Titles: How to Hook Your Learners

When does a story need a title?

A small story doesn’t always need a title.  It depends on when and where the story is used:

  • If you share a small story via email you use your title as the subject line to entice people to open their email and read your story.
  • If your small story is part of a longer training session, then you do not need a title because the story is part of a bigger whole that already has a title.
  • If you share a small story, as a teaser, on social media, a title is optional.  If your opening line is strong enough you don’t need a title.  However, sometimes a title can increase the reader’s curiosity and make them read on.

What’s a good title?

The main purpose of a title is to entice learners to start reading your story.  So good titles arouse curiosity.

And you can arouse curiosity in two ways:

  • The first type of curiosity is our hunger for knowledge and learning.  Any title starting with how to or promising a tip or guide will tap into this form of curiosity.
  • The second type of curiosity is when we give people some information, but we hold back the details.  This is when we open up a gap in their knowledge.  We raise questions in their mind and they want to get these questions answered.

Here’s a good example:

How to write an irresistible first sentence.”

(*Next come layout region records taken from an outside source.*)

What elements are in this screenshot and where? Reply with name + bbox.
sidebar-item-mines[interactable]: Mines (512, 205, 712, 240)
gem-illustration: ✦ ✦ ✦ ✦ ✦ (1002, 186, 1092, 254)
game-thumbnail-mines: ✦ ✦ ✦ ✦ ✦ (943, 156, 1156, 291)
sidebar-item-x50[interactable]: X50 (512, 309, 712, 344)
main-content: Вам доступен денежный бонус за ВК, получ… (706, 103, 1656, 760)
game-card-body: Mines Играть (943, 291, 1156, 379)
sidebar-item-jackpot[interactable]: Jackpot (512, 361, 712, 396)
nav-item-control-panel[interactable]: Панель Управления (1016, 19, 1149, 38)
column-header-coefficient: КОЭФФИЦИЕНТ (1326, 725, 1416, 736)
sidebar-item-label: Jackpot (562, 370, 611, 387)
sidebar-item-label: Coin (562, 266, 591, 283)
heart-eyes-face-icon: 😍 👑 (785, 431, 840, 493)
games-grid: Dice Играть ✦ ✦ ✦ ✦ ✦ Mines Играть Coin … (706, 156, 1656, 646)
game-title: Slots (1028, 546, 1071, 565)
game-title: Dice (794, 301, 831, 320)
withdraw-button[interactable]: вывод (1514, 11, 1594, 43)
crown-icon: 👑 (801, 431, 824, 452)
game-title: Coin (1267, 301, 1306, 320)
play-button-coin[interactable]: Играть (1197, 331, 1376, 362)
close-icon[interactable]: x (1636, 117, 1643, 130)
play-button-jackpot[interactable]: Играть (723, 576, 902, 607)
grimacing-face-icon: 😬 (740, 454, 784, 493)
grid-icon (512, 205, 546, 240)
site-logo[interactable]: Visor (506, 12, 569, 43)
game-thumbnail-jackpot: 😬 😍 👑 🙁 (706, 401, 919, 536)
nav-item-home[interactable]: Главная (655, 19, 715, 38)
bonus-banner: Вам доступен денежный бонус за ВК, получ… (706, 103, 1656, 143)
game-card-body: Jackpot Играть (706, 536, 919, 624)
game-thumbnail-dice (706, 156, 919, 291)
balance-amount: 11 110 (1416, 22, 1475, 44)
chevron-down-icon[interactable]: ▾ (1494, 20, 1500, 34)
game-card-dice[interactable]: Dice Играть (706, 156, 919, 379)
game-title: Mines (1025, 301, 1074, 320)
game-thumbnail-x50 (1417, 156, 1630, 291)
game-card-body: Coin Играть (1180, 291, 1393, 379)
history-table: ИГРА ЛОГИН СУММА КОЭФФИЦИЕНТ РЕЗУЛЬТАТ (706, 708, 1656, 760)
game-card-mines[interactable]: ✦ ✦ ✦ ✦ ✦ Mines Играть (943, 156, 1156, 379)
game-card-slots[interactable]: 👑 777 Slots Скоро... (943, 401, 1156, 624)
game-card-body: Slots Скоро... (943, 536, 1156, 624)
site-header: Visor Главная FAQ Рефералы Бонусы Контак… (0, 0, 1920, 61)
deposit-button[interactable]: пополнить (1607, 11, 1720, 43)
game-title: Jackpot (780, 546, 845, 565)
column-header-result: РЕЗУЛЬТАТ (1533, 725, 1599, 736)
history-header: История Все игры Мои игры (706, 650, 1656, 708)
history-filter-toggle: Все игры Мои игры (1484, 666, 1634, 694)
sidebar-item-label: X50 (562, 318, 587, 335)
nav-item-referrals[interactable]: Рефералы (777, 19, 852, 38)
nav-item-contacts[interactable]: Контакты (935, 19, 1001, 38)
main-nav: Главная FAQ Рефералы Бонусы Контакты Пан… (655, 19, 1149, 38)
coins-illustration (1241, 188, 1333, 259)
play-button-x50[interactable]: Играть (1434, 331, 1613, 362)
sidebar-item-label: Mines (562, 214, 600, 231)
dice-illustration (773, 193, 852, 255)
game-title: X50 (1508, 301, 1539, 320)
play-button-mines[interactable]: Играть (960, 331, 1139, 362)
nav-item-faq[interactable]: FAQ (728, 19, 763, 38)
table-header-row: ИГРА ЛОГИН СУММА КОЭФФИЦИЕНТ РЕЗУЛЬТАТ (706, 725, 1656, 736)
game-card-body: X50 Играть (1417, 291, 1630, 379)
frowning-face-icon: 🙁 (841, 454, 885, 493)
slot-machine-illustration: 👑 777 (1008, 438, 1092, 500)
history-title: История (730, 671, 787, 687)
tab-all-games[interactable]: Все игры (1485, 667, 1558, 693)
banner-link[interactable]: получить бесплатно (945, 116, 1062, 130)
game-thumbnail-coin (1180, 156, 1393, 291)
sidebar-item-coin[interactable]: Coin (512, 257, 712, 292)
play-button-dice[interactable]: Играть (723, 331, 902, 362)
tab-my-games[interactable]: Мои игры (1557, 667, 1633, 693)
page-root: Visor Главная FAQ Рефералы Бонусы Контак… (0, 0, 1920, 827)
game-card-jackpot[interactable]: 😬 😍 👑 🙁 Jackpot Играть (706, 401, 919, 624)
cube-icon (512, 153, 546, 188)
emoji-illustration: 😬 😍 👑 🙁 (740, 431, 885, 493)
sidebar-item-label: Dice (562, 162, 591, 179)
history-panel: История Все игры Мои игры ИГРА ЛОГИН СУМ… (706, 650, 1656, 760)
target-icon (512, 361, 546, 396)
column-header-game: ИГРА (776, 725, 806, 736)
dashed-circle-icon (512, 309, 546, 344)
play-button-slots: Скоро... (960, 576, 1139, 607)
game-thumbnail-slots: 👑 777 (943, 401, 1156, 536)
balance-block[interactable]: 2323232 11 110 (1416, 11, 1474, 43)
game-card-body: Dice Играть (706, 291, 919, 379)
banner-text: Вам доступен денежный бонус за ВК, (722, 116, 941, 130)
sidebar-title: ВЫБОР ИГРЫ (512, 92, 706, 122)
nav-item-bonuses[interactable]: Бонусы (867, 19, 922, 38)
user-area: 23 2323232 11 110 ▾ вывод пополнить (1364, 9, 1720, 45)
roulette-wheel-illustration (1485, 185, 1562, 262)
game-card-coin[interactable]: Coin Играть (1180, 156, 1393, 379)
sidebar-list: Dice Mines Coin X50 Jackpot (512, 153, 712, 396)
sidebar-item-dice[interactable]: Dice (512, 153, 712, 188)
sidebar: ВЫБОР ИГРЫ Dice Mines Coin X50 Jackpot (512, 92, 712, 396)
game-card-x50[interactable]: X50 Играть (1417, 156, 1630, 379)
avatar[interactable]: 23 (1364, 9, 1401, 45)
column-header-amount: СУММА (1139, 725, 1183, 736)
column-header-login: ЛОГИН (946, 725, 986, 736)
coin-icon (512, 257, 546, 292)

The title above is a how-to, promising learners how they’ll learn how to write a first sentence.  Note how specific this is.  It’s not about writing anything that’s irresistible.  It’s about writing an irresistible first sentence.  Specificity makes a promise more interesting and more believable.

How to evaluate titles:

  • Does the title indicate what this story is about?
  • Does it arouse curiosity?

If in doubt, try to how-to title and promise learners specifically what they’ll learn from your story.